Remembering Friendly

This week we say goodbye to an old friend, a burro named Friendly, whose long life is inextricably entwined with that of Cleveland Amory Black Beauty Ranch. She arrived at the ranch’s beginning, and we remember her good nature at her end.

Lifelong Friends

In 1979, Cleveland Amory led the The Fund for Animals in a dramatic two-year rescue of 577 burros set to be killed in the Grand Canyon. Of all the burros The Fund for Animals and Cleveland Amory rescued, there was one clear favorite: Friendly. She did not trot away from her rescuers, but stood her ground and eventually even came closer.

“Friendly had come up in a sling in the very first batch of burros, and I was in the corral when she was lifted up over the rim and delicately dropped to the ground,” Amory wrote in his last book, Ranch of Dreams. “I was one of the crew who untied her. … She must have thought … we all were [crazy.] But she also realized, I felt then and still feel, that no one had really hurt her, and therefore we were not all bad.”

In spite of the chaos of whirring helicopters, being roped and tied up, and finally lifted 7,000 feet out of the canyon, Friendly seemed to have a perspective the other burros did not.

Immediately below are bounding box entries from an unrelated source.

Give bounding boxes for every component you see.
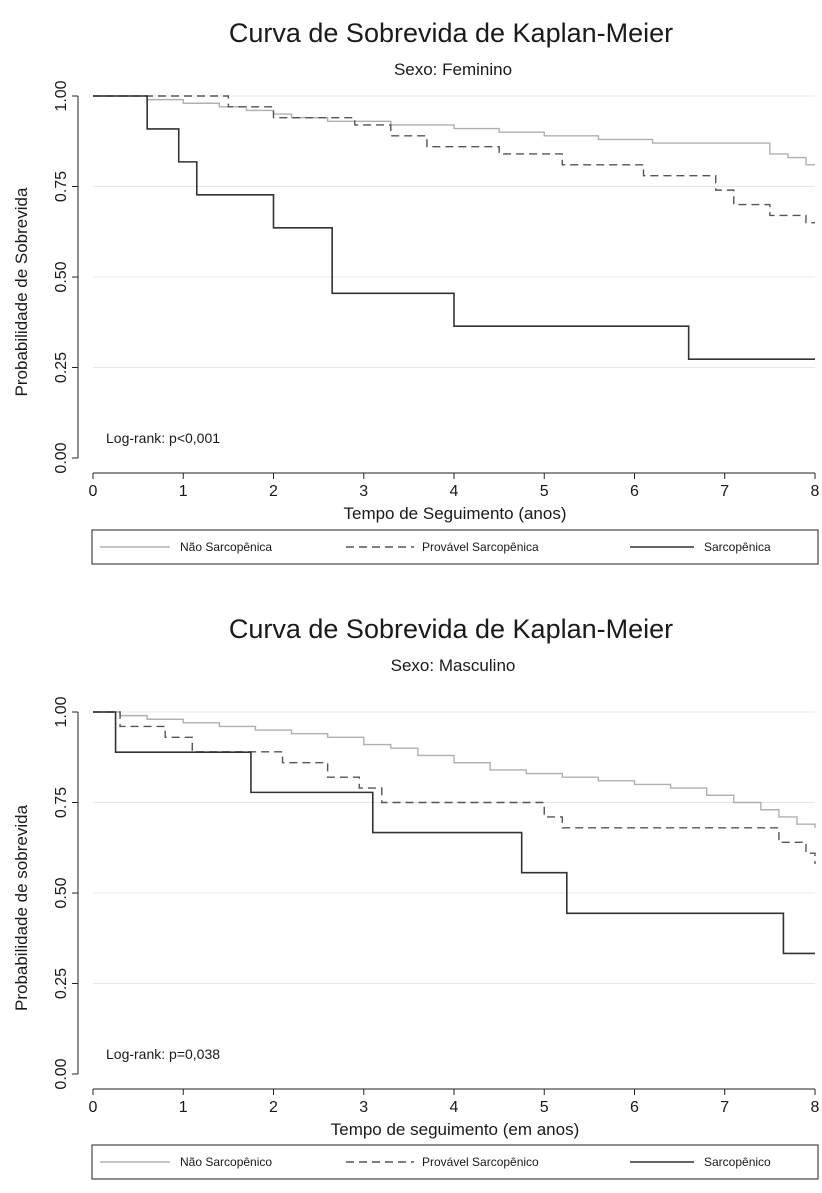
y-tick-label: 0.75 bbox=[53, 171, 70, 202]
chart-panel-1: Curva de Sobrevida de Kaplan-Meier Sexo: … bbox=[12, 18, 820, 565]
legend-label-2: Provável Sarcopênica bbox=[422, 540, 539, 554]
legend-label-2: Provável Sarcopênico bbox=[422, 1155, 539, 1169]
x-axis-label: Tempo de seguimento (em anos) bbox=[331, 1120, 580, 1139]
x-tick-label: 4 bbox=[450, 1099, 459, 1116]
chart-title: Curva de Sobrevida de Kaplan-Meier bbox=[229, 614, 673, 644]
series-line-1 bbox=[93, 95, 815, 166]
x-tick-label: 3 bbox=[359, 1099, 368, 1116]
chart-subtitle: Sexo: Masculino bbox=[391, 656, 516, 675]
y-tick-label: 0.00 bbox=[53, 1058, 70, 1089]
legend-label-1: Não Sarcopênico bbox=[180, 1155, 272, 1169]
y-axis-label: Probabilidade de sobrevida bbox=[12, 804, 31, 1011]
x-tick-label: 1 bbox=[179, 483, 188, 500]
legend-box bbox=[91, 1144, 819, 1180]
series-line-2 bbox=[93, 711, 816, 865]
x-tick-label: 5 bbox=[540, 483, 549, 500]
x-tick-label: 4 bbox=[450, 483, 459, 500]
x-tick-label: 1 bbox=[179, 1099, 188, 1116]
x-tick-label: 2 bbox=[269, 483, 278, 500]
y-tick-label: 1.00 bbox=[53, 80, 70, 111]
legend-label-3: Sarcopênica bbox=[704, 540, 771, 554]
legend-label-3: Sarcopênico bbox=[704, 1155, 771, 1169]
x-tick-label: 5 bbox=[540, 1099, 549, 1116]
x-tick-label: 3 bbox=[359, 483, 368, 500]
x-tick-label: 6 bbox=[630, 483, 639, 500]
x-tick-label: 2 bbox=[269, 1099, 278, 1116]
x-tick-label: 6 bbox=[630, 1099, 639, 1116]
x-tick-label: 7 bbox=[720, 1099, 729, 1116]
chart-subtitle: Sexo: Feminino bbox=[394, 60, 512, 79]
y-tick-label: 0.50 bbox=[53, 261, 70, 292]
legend-label-1: Não Sarcopênica bbox=[180, 540, 272, 554]
x-tick-label: 7 bbox=[720, 483, 729, 500]
x-tick-label: 0 bbox=[89, 1099, 98, 1116]
legend-box bbox=[91, 529, 819, 565]
y-tick-label: 0.25 bbox=[53, 968, 70, 999]
log-rank-annotation: Log-rank: p=0,038 bbox=[106, 1046, 220, 1062]
chart-panel-2: Curva de Sobrevida de Kaplan-Meier Sexo: … bbox=[12, 614, 820, 1180]
y-tick-label: 0.25 bbox=[53, 352, 70, 383]
y-axis-label: Probabilidade de Sobrevida bbox=[12, 187, 31, 396]
series-line-1 bbox=[93, 711, 816, 828]
y-tick-label: 0.50 bbox=[53, 877, 70, 908]
y-tick-label: 0.75 bbox=[53, 787, 70, 818]
x-tick-label: 8 bbox=[811, 1099, 820, 1116]
x-tick-label: 8 bbox=[811, 483, 820, 500]
x-tick-label: 0 bbox=[89, 483, 98, 500]
chart-title: Curva de Sobrevida de Kaplan-Meier bbox=[229, 18, 673, 48]
log-rank-annotation: Log-rank: p<0,001 bbox=[106, 430, 220, 446]
y-tick-label: 1.00 bbox=[53, 696, 70, 727]
series-line-2 bbox=[93, 95, 815, 224]
series-line-3 bbox=[93, 95, 815, 360]
series-line-3 bbox=[93, 711, 815, 955]
x-axis-label: Tempo de Seguimento (anos) bbox=[343, 504, 566, 523]
y-tick-label: 0.00 bbox=[53, 442, 70, 473]
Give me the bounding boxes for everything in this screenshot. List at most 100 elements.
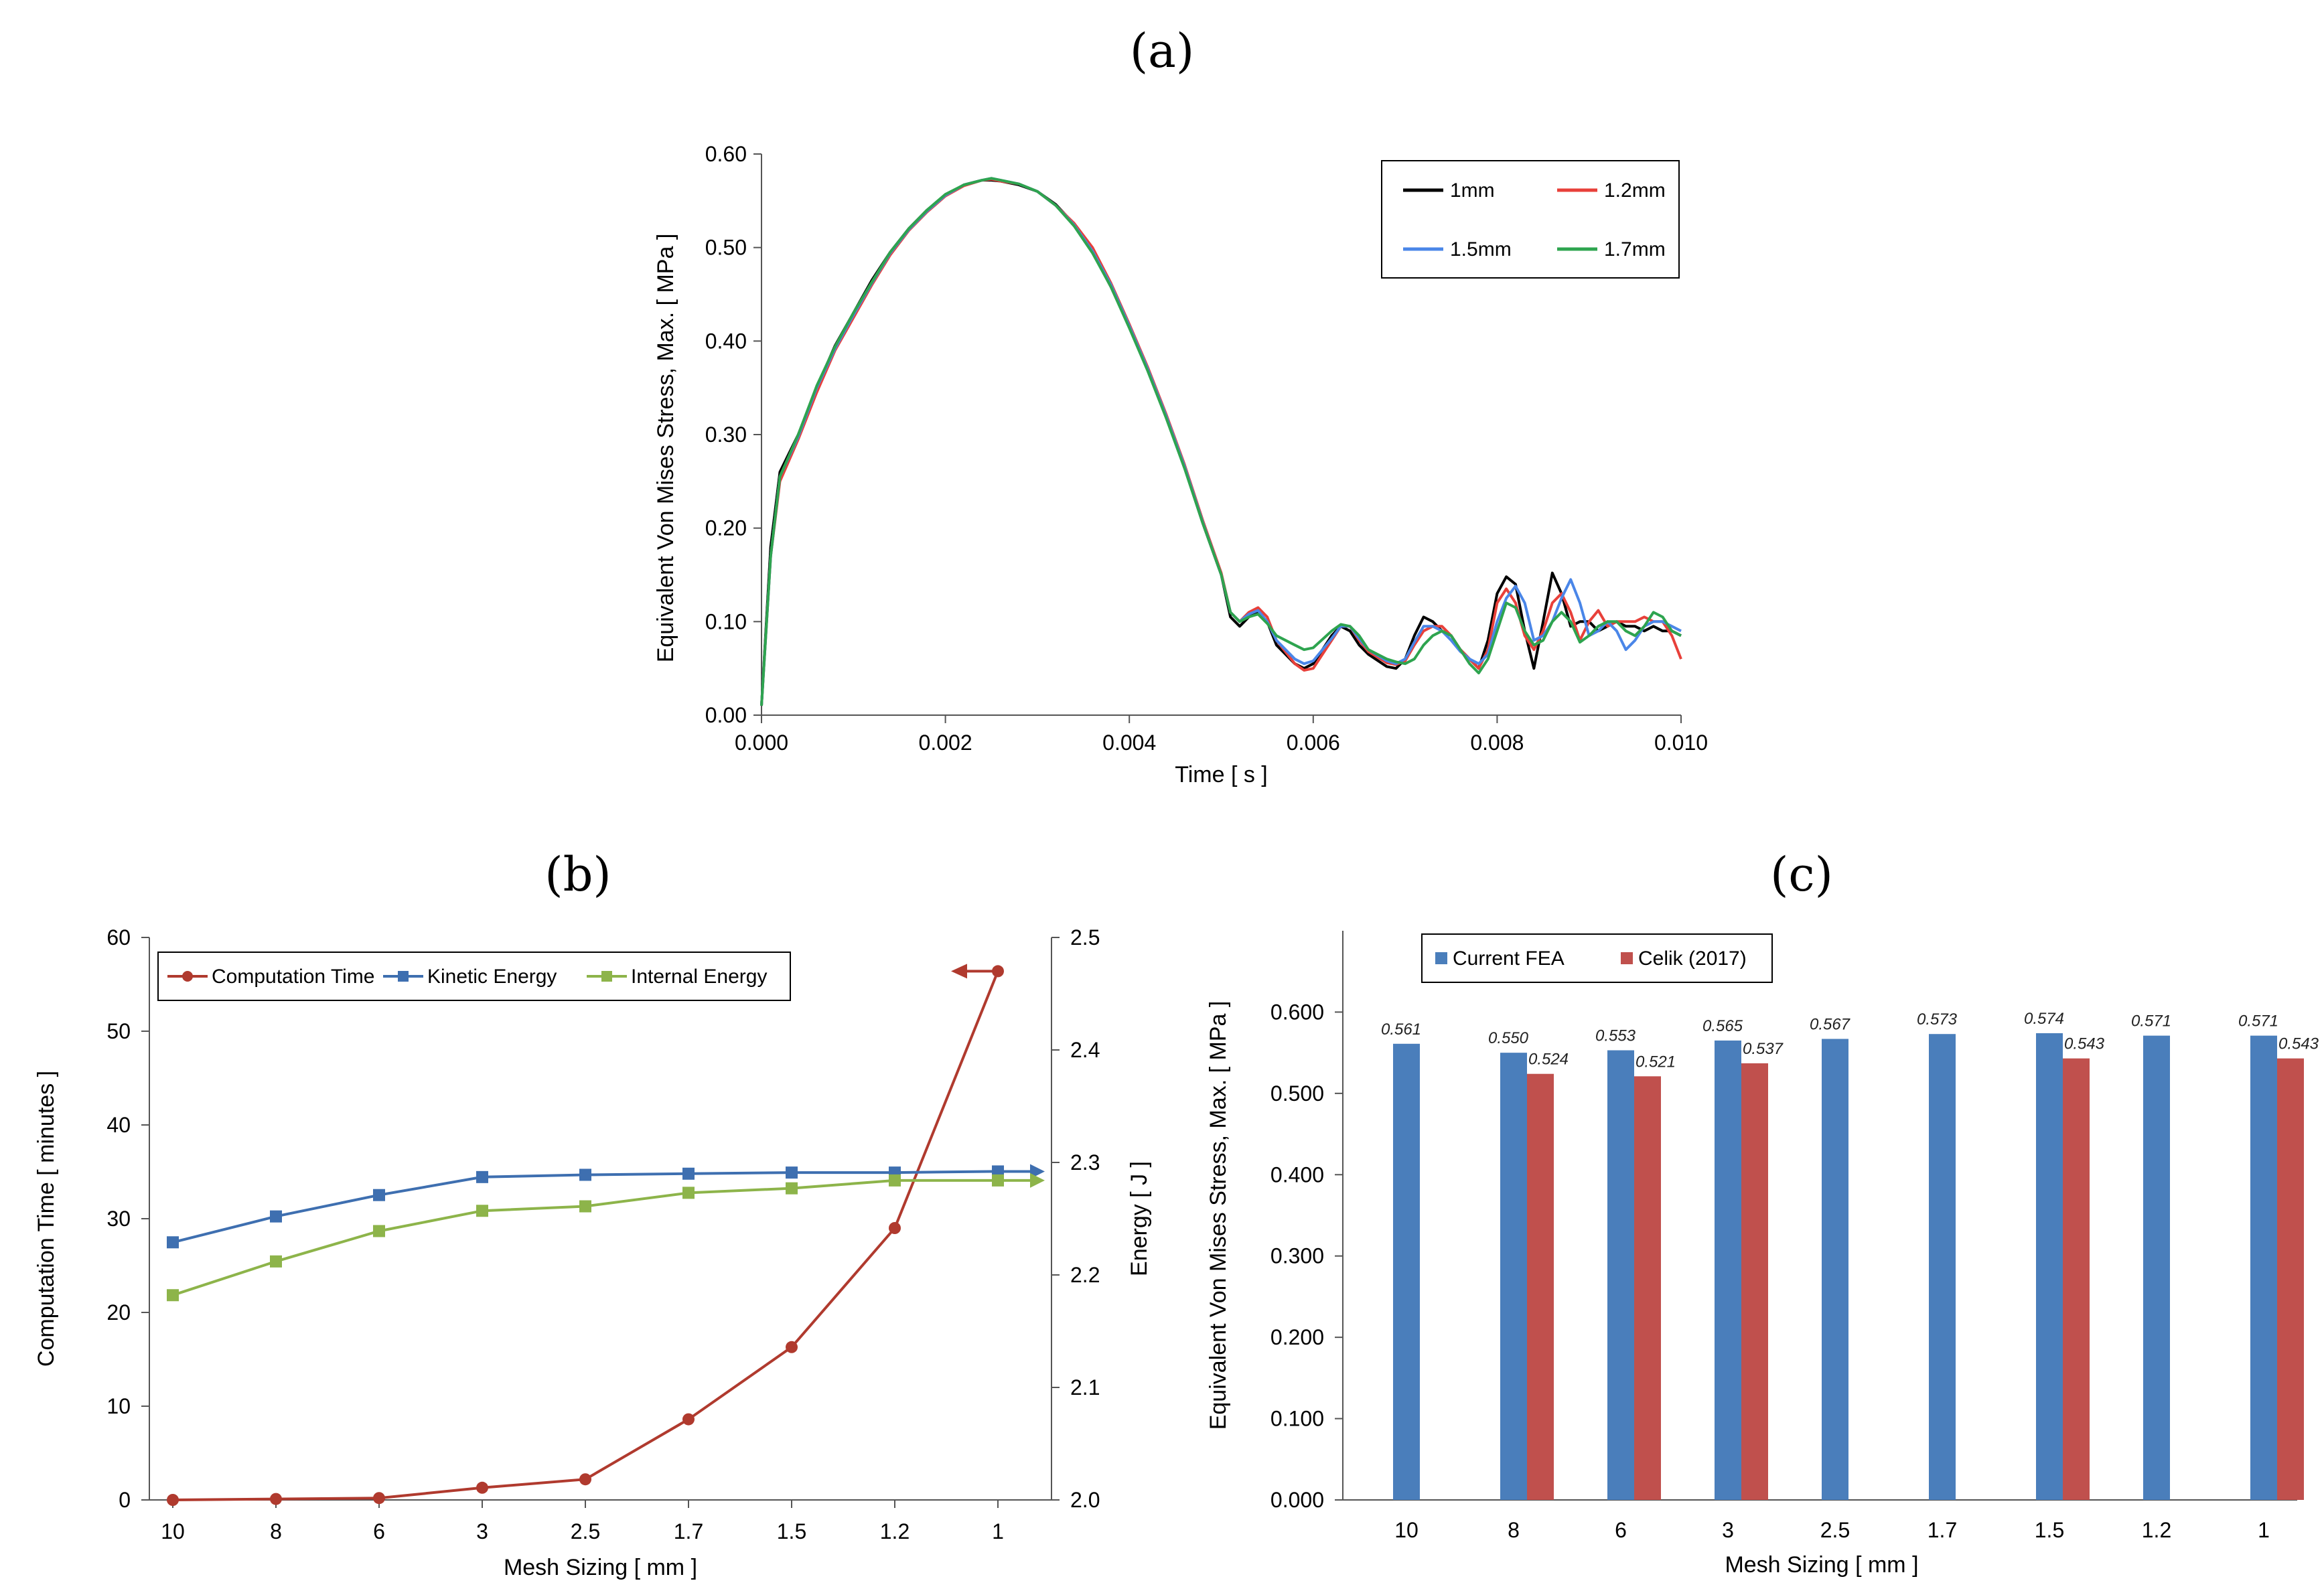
legend-label: Current FEA <box>1453 947 1565 970</box>
x-tick-label: 1.2 <box>2142 1518 2171 1542</box>
data-label: 0.573 <box>1917 1010 1958 1029</box>
y-tick-label: 0.000 <box>1270 1488 1324 1512</box>
y-tick-label: 0.400 <box>1270 1162 1324 1187</box>
right-tick-label: 2.4 <box>1070 1038 1100 1062</box>
x-axis-title: Mesh Sizing [ mm ] <box>504 1555 697 1580</box>
legend-box <box>157 952 791 1001</box>
y-tick-label: 0.30 <box>705 423 747 447</box>
panel-label-a: (a) <box>1130 23 1194 78</box>
bar-current-fea <box>1929 1034 1956 1500</box>
axis-arrow-head <box>951 964 967 979</box>
legend-swatch <box>1621 952 1633 964</box>
data-point <box>167 1236 179 1249</box>
x-tick-label: 0.006 <box>1287 731 1340 755</box>
x-tick-label: 6 <box>373 1519 385 1543</box>
data-label: 0.571 <box>2131 1012 2171 1031</box>
legend-label: 1.7mm <box>1604 238 1666 260</box>
legend-marker <box>398 971 409 982</box>
y-axis-title: Equivalent Von Mises Stress, Max. [ MPa … <box>653 234 678 663</box>
data-point <box>270 1493 282 1505</box>
data-point <box>889 1222 901 1234</box>
data-label: 0.553 <box>1595 1027 1636 1045</box>
panel-label-c: (c) <box>1770 847 1833 902</box>
y-tick-label: 0.40 <box>705 329 747 353</box>
y-tick-label: 0.500 <box>1270 1081 1324 1106</box>
data-point <box>786 1166 798 1179</box>
x-tick-label: 8 <box>270 1519 282 1543</box>
right-tick-label: 2.5 <box>1070 925 1100 950</box>
left-tick-label: 40 <box>106 1113 131 1137</box>
x-tick-label: 0.004 <box>1102 731 1156 755</box>
right-tick-label: 2.0 <box>1070 1488 1100 1512</box>
series-line-internal-energy <box>172 1179 998 1297</box>
y-tick-label: 0.10 <box>705 609 747 633</box>
x-tick-label: 0.010 <box>1654 731 1708 755</box>
data-label: 0.574 <box>2024 1010 2064 1028</box>
y-tick-label: 0.60 <box>705 142 747 166</box>
right-tick-label: 2.1 <box>1070 1375 1100 1399</box>
left-tick-label: 0 <box>119 1488 131 1512</box>
legend-box <box>1381 160 1680 279</box>
legend-marker <box>182 971 193 982</box>
data-point <box>167 1289 179 1302</box>
x-tick-label: 0.002 <box>919 731 972 755</box>
x-tick-label: 2.5 <box>1820 1518 1850 1542</box>
bar-celik-2017- <box>1634 1076 1661 1500</box>
legend-label: 1.2mm <box>1604 179 1666 202</box>
x-tick-label: 1 <box>2258 1518 2270 1542</box>
data-point <box>786 1182 798 1195</box>
data-label: 0.567 <box>1810 1016 1851 1034</box>
left-tick-label: 60 <box>106 925 131 950</box>
bar-current-fea <box>1715 1040 1741 1500</box>
right-tick-label: 2.2 <box>1070 1263 1100 1287</box>
bar-celik-2017- <box>2063 1058 2090 1500</box>
y-axis-title: Equivalent Von Mises Stress, Max. [ MPa … <box>1206 1001 1231 1430</box>
data-point <box>682 1187 695 1199</box>
x-tick-label: 2.5 <box>571 1519 600 1543</box>
y-tick-label: 0.600 <box>1270 1000 1324 1024</box>
bar-current-fea <box>1607 1050 1634 1500</box>
data-label: 0.543 <box>2278 1035 2319 1053</box>
y-tick-label: 0.00 <box>705 703 747 727</box>
x-tick-label: 0.008 <box>1470 731 1524 755</box>
x-tick-label: 3 <box>476 1519 488 1543</box>
data-label: 0.550 <box>1488 1029 1529 1047</box>
x-axis-title: Time [ s ] <box>1175 762 1268 787</box>
y-tick-label: 0.100 <box>1270 1407 1324 1431</box>
left-tick-label: 20 <box>106 1300 131 1324</box>
x-tick-label: 0.000 <box>735 731 788 755</box>
data-label: 0.524 <box>1528 1051 1569 1069</box>
left-axis-title: Computation Time [ minutes ] <box>33 1071 59 1367</box>
x-tick-label: 1.5 <box>2035 1518 2064 1542</box>
data-point <box>373 1492 385 1505</box>
data-point <box>579 1168 591 1181</box>
data-point <box>682 1167 695 1180</box>
data-point <box>889 1174 901 1187</box>
bar-current-fea <box>1822 1039 1848 1500</box>
legend-label: Internal Energy <box>631 966 767 988</box>
data-label: 0.521 <box>1636 1053 1676 1071</box>
data-point <box>270 1210 282 1223</box>
legend-box <box>1421 933 1773 983</box>
data-point <box>682 1413 695 1426</box>
x-tick-label: 8 <box>1508 1518 1520 1542</box>
legend-label: 1mm <box>1450 179 1495 202</box>
data-label: 0.543 <box>2064 1035 2105 1053</box>
x-tick-label: 10 <box>1394 1518 1419 1542</box>
bar-celik-2017- <box>1741 1063 1768 1500</box>
left-tick-label: 30 <box>106 1207 131 1231</box>
bar-current-fea <box>2143 1035 2170 1500</box>
data-label: 0.571 <box>2238 1012 2278 1031</box>
axis-arrow-head <box>1030 1172 1045 1188</box>
x-tick-label: 3 <box>1722 1518 1734 1542</box>
panel-label-b: (b) <box>544 847 611 902</box>
x-tick-label: 10 <box>161 1519 185 1543</box>
data-point <box>579 1473 591 1486</box>
y-tick-label: 0.200 <box>1270 1325 1324 1349</box>
series-line-computation-time <box>172 970 999 1501</box>
left-tick-label: 50 <box>106 1019 131 1043</box>
data-point <box>167 1494 179 1506</box>
bar-current-fea <box>1393 1043 1420 1500</box>
series-line-1-7mm <box>760 177 1682 706</box>
bar-current-fea <box>1500 1053 1527 1500</box>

“She was absolutely beautiful,” remembers Marian Probst, Chair of The Fund for Animals, who was on the rim of the Grand Canyon when Friendly was airlifted out. “Friendly reacted just like your next door neighbor. She was always an extremely outgoing and gorgeous animal.”

One evening Amory went to the corral to look for Friendly, who would typically approach him as soon as she spotted him.

“I kept walking up to burro after burro [but] I could not find her,” he wrote. He heard the cowboys, who were sitting on the corral fence, laughing at him, and when he turned around, there was Friendly. She had been following him so closely he couldn’t see her.

Friendly was one of the first burros to reach Black Beauty Ranch. Pregnant at the time of her rescue from the Grand Canyon, she gave birth to a foal some months after arrival at the ranch. The foal, Friendly Two, was introduced to Amory by Friendly herself. Her usual greeting to Amory was to shove her head into his stomach. This time, she brought her baby over to Amory and instead shoved the baby into Amory, who proceeded to hug and talk to Friendly Two. Then, Friendly shoved the baby out of the way and inserted her own head back into Amory’s stomach; she obviously still wanted most of his affections for herself.

“Of all the animals that Cleveland knew in his life,” Marian says, “Friendly was one of the closest to him.”

A Good Life on the Ranch

Toward the end of her long life, staff members showered Friendly with tender attention. She received specialized care for senior equines and spent her days socializing with the other resident animals on the ranch.

Friendly was always good company to staff and visitors. She might have nudged you in the stomach for scratches. If you put your head to hers, she would stand for a long time just touching heads with you, sometimes closing her eyes. She seemed to appreciate this kind of exchange, simply sharing the same space, experiencing each other’s breathing.

Friendly’s life will remain a reminder of the miraculous beginning of the ranch. Since her arrival at the 83-acre ranch, it has grown to nearly 1,300 acres and become a permanent sanctuary for more than 1,200 animals, many of whom have been rescued from suffering and cruelty. But the history for the ranch began with that initial Grand Canyon airlift—and with Friendly.

“Friendly emphasized the bond between man and animal. She’d been born in the Grand Canyon. Nobody had ever looked after her. No one had ever given her a pat. And from the moment she was rescued, she became this animal who loved everyone, who became your best friend. She really is a symbol of that bond between animals and people,” says Marian.

Friendly’s slow and purposeful stroll, her distinctive bray to her compatriots and her gentle manner will be remembered and continue to inspire all those fortunate enough to have known her. As we say goodbye, we’ll remember her unmistakable silhouette against the evening sunset of East Texas.